The latest statistics from the EU Milk Market Observatory show that the volume of milk collected across the EU decreased by 3.6% in October 2016 compared to October 2015.
This coincides with the first month of the voluntary three-month programme, which pays farmers 14c for every litre of milk reduced on the corresponding time in 2015.
The first tranche of the scheme will run from October to December of this year, and according to the European Commission 52,000 dairy farmers across Europe applied to take part in tranche one of the milk reduction supply measure.
And on the back of this measure, the volume of milk produced across the EU is expected to fall by 2.9% in the final three months of 2016.
The Milk Market Observatory statistics also show that 22 Member States reported a fall in milk collections during October.
The biggest delivery decreases occurred in Belgium, France, Slovakia, Hungary, the UK and Portugal.
However, despite the fall in October collections, it also shows that the cumulative volume of milk collected (January-October) is 1.2% above the same period in 2015.

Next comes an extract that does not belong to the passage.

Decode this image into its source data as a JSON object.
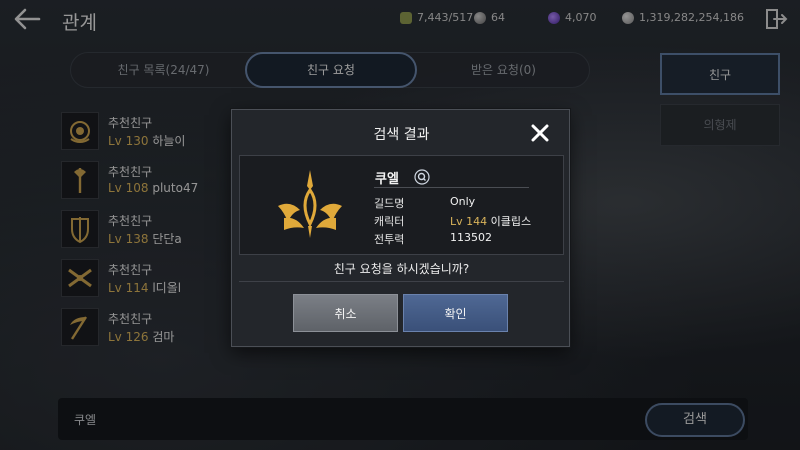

Increased milk supply in the January-October period mostly translated into more Skimmed Milk Powder (+5.9%), Whole Milk Powder (+5.2%), butter (+4.1%), fermented milk (+2.9%) and cheese (+1.7%).

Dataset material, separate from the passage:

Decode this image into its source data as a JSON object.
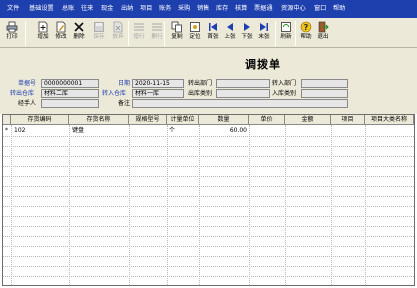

But production has declined for condensed milk (-11.8%), cream (-0.6%) and drinking milk (-0.1%).
Dairy Outlook Remains Positive
IFA National Dairy Chairman Sean O’Leary said the outlook for dairy and milk prices in 2017 is positive, with global milk supplies unlikely to increase in response to improved milk prices over the medium term.
“Many farmers have been financially crippled by up to three years of low milk prices in all regions bar the US, and cow culls in the EU have increased by over 7.5% this year to date,” he said.
Global demand has also remained robust, with strong demand for butter and cheese in particular in developed countries.
“In emerging countries, ongoing exports of powdered products in particular have performed strongly, benefiting from the earlier lower dairy prices, but more recently from increases in oil prices.”
O’Leary also said it is crucial that co-ops continue to pass back as much of the benefits they are gaining from improved dairy prices.